Warburton Community, largest of the eleven Ngaanyatjarra communities, is in the remote Gibson Desert of Western Australia, an 18 hour drive northeast of Perth. In 2010 the Arts Project will celebrate its twentieth anniversary. Over this time Warburton artists have been innovative in their use of media, working with wood, ceramics, glass, textiles and multi media as well as painting. Warburtonta-latju Warntu Palyaranytja was the first showing outside the community of the results of an ambitious pilot project to make felted pieces based on stories of country. The move into felting is in keeping with the Arts Project's history of innovation in their search for new ways to express cultural heritage and realise an economic outcome. Warburton Arts Project Coordinator Albie Viegas and workshop leader Sujora Conrad initiated discussions about what form a new initiative might take and the artists were immediately enthusiastic about the physicality of felt and confident of their ability to be involved in the process. The complex and accomplished works glowing on the gallery walls were testament to the excitement and commitment the project generated. Valuable support was also forthcoming from Janet Holmes à Court who visited Warburton to see the work in progress and acquired a number for the Holmes à Court Collection.

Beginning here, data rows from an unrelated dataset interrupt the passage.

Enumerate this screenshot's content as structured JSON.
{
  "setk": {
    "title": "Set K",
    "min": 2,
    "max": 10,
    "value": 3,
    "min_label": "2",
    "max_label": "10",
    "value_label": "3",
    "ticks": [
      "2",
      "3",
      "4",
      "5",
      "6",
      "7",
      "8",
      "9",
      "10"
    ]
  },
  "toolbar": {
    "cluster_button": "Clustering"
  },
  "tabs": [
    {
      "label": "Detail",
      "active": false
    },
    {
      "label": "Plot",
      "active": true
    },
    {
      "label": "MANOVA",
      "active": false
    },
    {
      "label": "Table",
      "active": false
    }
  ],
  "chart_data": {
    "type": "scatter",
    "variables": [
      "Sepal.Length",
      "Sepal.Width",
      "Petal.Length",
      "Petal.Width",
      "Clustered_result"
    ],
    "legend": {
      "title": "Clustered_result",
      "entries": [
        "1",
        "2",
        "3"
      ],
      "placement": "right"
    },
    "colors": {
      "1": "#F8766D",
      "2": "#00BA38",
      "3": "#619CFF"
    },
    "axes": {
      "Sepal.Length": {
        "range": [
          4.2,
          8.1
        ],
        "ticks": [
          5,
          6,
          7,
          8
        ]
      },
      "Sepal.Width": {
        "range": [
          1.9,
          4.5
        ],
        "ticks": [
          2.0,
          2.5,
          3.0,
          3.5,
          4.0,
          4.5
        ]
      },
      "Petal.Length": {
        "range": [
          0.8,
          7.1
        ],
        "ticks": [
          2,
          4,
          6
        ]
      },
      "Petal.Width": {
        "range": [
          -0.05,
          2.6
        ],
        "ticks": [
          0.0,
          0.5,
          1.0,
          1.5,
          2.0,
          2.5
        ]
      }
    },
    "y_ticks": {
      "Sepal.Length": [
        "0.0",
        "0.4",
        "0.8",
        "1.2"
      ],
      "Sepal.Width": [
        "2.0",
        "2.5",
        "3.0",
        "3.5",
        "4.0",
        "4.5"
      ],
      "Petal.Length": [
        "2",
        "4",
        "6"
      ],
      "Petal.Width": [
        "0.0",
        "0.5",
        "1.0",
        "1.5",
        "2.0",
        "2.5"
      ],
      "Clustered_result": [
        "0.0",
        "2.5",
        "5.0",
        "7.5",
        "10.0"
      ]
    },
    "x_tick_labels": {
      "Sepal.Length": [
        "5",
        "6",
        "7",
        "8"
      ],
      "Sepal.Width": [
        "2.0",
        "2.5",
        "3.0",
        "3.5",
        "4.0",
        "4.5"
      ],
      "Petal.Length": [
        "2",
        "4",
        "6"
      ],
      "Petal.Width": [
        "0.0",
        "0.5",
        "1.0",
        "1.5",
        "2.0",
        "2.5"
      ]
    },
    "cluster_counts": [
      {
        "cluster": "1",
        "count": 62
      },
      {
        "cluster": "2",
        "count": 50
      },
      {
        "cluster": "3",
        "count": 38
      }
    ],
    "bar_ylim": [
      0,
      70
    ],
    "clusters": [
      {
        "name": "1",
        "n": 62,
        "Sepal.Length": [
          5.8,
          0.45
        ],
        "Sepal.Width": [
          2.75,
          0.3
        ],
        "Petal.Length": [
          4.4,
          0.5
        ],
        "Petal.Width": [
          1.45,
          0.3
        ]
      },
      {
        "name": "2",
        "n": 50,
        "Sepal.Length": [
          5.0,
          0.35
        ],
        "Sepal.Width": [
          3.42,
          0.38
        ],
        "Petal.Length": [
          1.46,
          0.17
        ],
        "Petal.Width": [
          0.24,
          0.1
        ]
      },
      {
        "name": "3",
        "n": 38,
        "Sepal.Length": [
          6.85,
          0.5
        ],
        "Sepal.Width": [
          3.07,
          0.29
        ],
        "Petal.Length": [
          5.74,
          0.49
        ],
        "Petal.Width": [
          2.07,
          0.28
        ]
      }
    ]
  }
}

Working seated on the floor in the manner of making paintings, the group of senior artists built their images by selectively laying down layers of prepared coloured fleece. To create felt, this thick multi-layered object is dampened with soapy water and then subjected to rolling and beating until the woollen fibres hook into each other and form a dense, strong mat. As a result of this process the image and the object form a seamless unified whole. This evident unity of material and process, combined with a rough surface texture gives the works a powerful visceral presence, evoking the embodied landscape at the heart of Aboriginal art practice.

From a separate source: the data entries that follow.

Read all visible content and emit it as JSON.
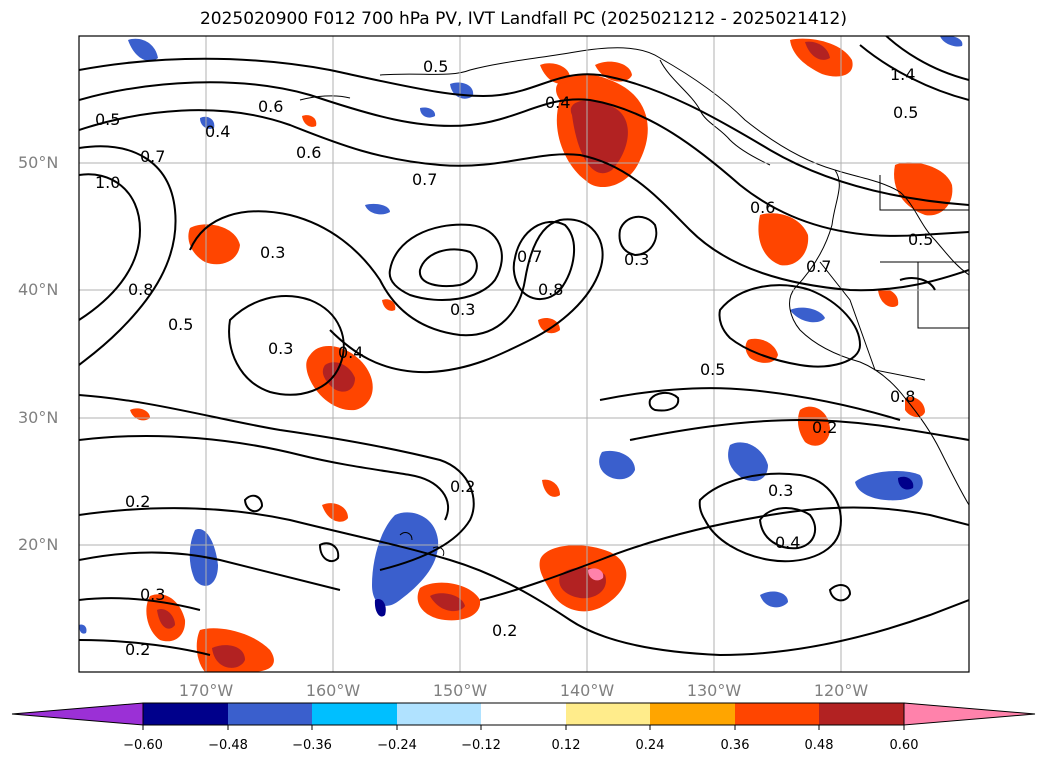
{
  "title": "2025020900 F012 700 hPa PV, IVT Landfall PC (2025021212 - 2025021412)",
  "map": {
    "projection": "plate-carree",
    "lon_range": [
      -180,
      -110
    ],
    "lat_range": [
      10,
      60
    ],
    "grid": true,
    "lat_ticks": [
      "50°N",
      "40°N",
      "30°N",
      "20°N"
    ],
    "lon_ticks": [
      "170°W",
      "160°W",
      "150°W",
      "140°W",
      "130°W",
      "120°W"
    ],
    "contour_labels": [
      "0.5",
      "0.4",
      "0.7",
      "1.0",
      "0.8",
      "0.6",
      "0.5",
      "0.3",
      "0.7",
      "0.3",
      "0.4",
      "0.5",
      "0.7",
      "0.8",
      "0.3",
      "0.4",
      "0.2",
      "0.2",
      "0.2",
      "0.3",
      "0.4",
      "0.6",
      "0.7",
      "0.2",
      "0.3",
      "1.4",
      "0.5",
      "0.6",
      "0.5",
      "0.8",
      "0.3",
      "0.2",
      "0.5"
    ]
  },
  "colorbar": {
    "ticks": [
      "−0.60",
      "−0.48",
      "−0.36",
      "−0.24",
      "−0.12",
      "0.12",
      "0.24",
      "0.36",
      "0.48",
      "0.60"
    ],
    "colors": [
      "#9b30d6",
      "#00008b",
      "#3a5fcd",
      "#00bfff",
      "#b0e2ff",
      "#ffffff",
      "#ffec8b",
      "#ffa500",
      "#ff4500",
      "#b22222",
      "#ff82ab"
    ],
    "extend": "both"
  }
}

Metonymically formed by natural processes, dyes staining the work like minerals in rocks, the works have a profound density and a breadth that imaginatively exceeded their edges which were not cut off but formed by the process of felting. The clarity and detail of imagery in pieces such as Nola Hunt's Tarntjarranya and Nyumitja Laidlaw's Kungkarrangkalpa Tjukurrpa (Seven Sisters Dreaming) showed that the medium is capable of handling the complex imagery and colour palette demanded by Ngaanyatjarra artists, and demonstrated the level of skill they attained.

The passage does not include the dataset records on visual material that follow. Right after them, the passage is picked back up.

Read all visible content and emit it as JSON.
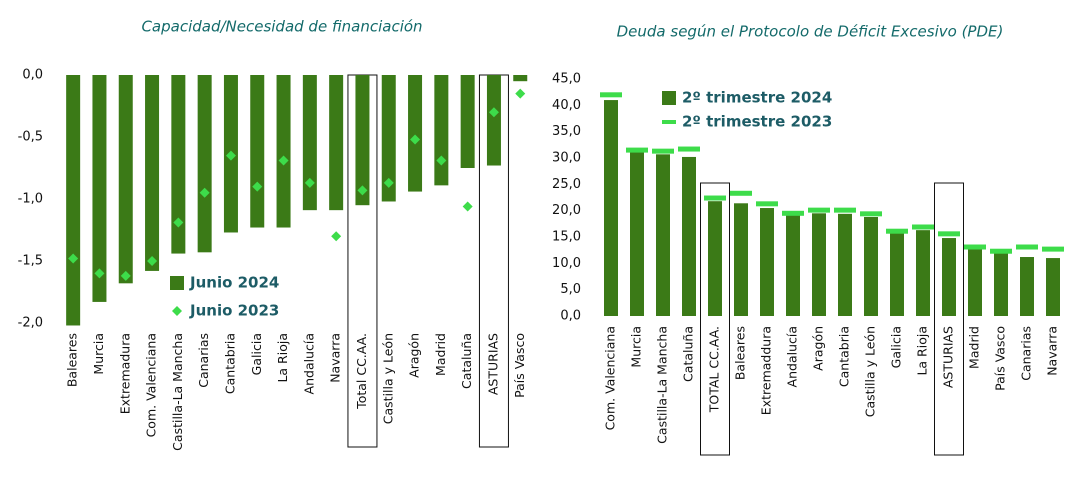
{
  "chart_data": [
    {
      "type": "bar",
      "title": "Capacidad/Necesidad de financiación",
      "categories": [
        "Baleares",
        "Murcia",
        "Extremadura",
        "Com. Valenciana",
        "Castilla-La Mancha",
        "Canarias",
        "Cantabria",
        "Galicia",
        "La Rioja",
        "Andalucía",
        "Navarra",
        "Total CC.AA.",
        "Castilla y León",
        "Aragón",
        "Madrid",
        "Cataluña",
        "ASTURIAS",
        "País Vasco"
      ],
      "series": [
        {
          "name": "Junio 2024",
          "color": "#3b7a17",
          "marker": "bar",
          "values": [
            -2.02,
            -1.83,
            -1.68,
            -1.58,
            -1.44,
            -1.43,
            -1.27,
            -1.23,
            -1.23,
            -1.09,
            -1.09,
            -1.05,
            -1.02,
            -0.94,
            -0.89,
            -0.75,
            -0.73,
            -0.05
          ]
        },
        {
          "name": "Junio 2023",
          "color": "#3ddc4a",
          "marker": "diamond",
          "values": [
            -1.48,
            -1.6,
            -1.62,
            -1.5,
            -1.19,
            -0.95,
            -0.65,
            -0.9,
            -0.69,
            -0.87,
            -1.3,
            -0.93,
            -0.87,
            -0.52,
            -0.69,
            -1.06,
            -0.3,
            -0.15
          ]
        }
      ],
      "ylim": [
        -2.0,
        0.0
      ],
      "yticks": [
        {
          "value": 0.0,
          "label": "0,0"
        },
        {
          "value": -0.5,
          "label": "-0,5"
        },
        {
          "value": -1.0,
          "label": "-1,0"
        },
        {
          "value": -1.5,
          "label": "-1,5"
        },
        {
          "value": -2.0,
          "label": "-2,0"
        }
      ],
      "highlight": [
        11,
        16
      ]
    },
    {
      "type": "bar",
      "title": "Deuda según el Protocolo de Déficit Excesivo (PDE)",
      "categories": [
        "Com. Valenciana",
        "Murcia",
        "Castilla-La Mancha",
        "Cataluña",
        "TOTAL CC.AA.",
        "Baleares",
        "Extremaddura",
        "Andalucía",
        "Aragón",
        "Cantabria",
        "Castilla y León",
        "Galicia",
        "La Rioja",
        "ASTURIAS",
        "Madrid",
        "País Vasco",
        "Canarias",
        "Navarra"
      ],
      "series": [
        {
          "name": "2º trimestre 2024",
          "color": "#3b7a17",
          "marker": "bar",
          "values": [
            41.0,
            31.9,
            30.7,
            30.2,
            21.8,
            21.4,
            20.5,
            19.2,
            19.5,
            19.4,
            18.8,
            15.9,
            16.3,
            14.8,
            12.7,
            12.1,
            11.2,
            11.0
          ]
        },
        {
          "name": "2º trimestre 2023",
          "color": "#3ddc4a",
          "marker": "dash",
          "values": [
            42.0,
            31.5,
            31.3,
            31.7,
            22.4,
            23.3,
            21.3,
            19.5,
            20.1,
            20.1,
            19.4,
            16.1,
            16.9,
            15.6,
            13.1,
            12.3,
            13.1,
            12.7
          ]
        }
      ],
      "ylim": [
        0.0,
        45.0
      ],
      "yticks": [
        {
          "value": 0.0,
          "label": "0,0"
        },
        {
          "value": 5.0,
          "label": "5,0"
        },
        {
          "value": 10.0,
          "label": "10,0"
        },
        {
          "value": 15.0,
          "label": "15,0"
        },
        {
          "value": 20.0,
          "label": "20,0"
        },
        {
          "value": 25.0,
          "label": "25,0"
        },
        {
          "value": 30.0,
          "label": "30,0"
        },
        {
          "value": 35.0,
          "label": "35,0"
        },
        {
          "value": 40.0,
          "label": "40,0"
        },
        {
          "value": 45.0,
          "label": "45,0"
        }
      ],
      "highlight": [
        4,
        13
      ]
    }
  ]
}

The impact of the corporeality of felt was best realised in the large scale works. These made me think of Joseph Beuys' shamanic use of natural materials and also of tapestries with their sheer physical presence and their suitability for large architectural spaces. This latter quality holds particular promise for further development, especially as Warburton also produces glass panels that are suitable for architectural commissions. Unlike glass, felting requires little or no specialist equipment, a point in its favour for sustainability over the long term. Included in the exhibition was a demonstration piece by Sujora Conrad who had faithfully replicated an earlier painting. Like tapestry the medium can be used to 'edition' existing work whilst the original can remain in Community hands. Since 1988 Warburton Community has purchased significant works by senior Ngaanyatjarra artists, with the vision of developing a living cultural resource held in perpetuity for Ngaanyatjarra people. Currently the integrity of this priceless heritage is under threat as economic and management problems have given rise to suggestions that it could be dispersed. This would seem to be a very short-sighted way to deal with the ongoing issues of its physical and curatorial sustainability. Perhaps the reproduction of works in the felt medium could be some part of a strategy to generate income from it whilst the collection itself might be cared for under the auspices of a larger collecting institution with a will to see it remain intact and available.

For a new initiative to be economically sustainable, it must successfully negotiate a balance between truth to cultural and artistic integrity, originality and marketability. It seems to me this new work is quite up to the task, all that is needed now is a commissioner with similar vision.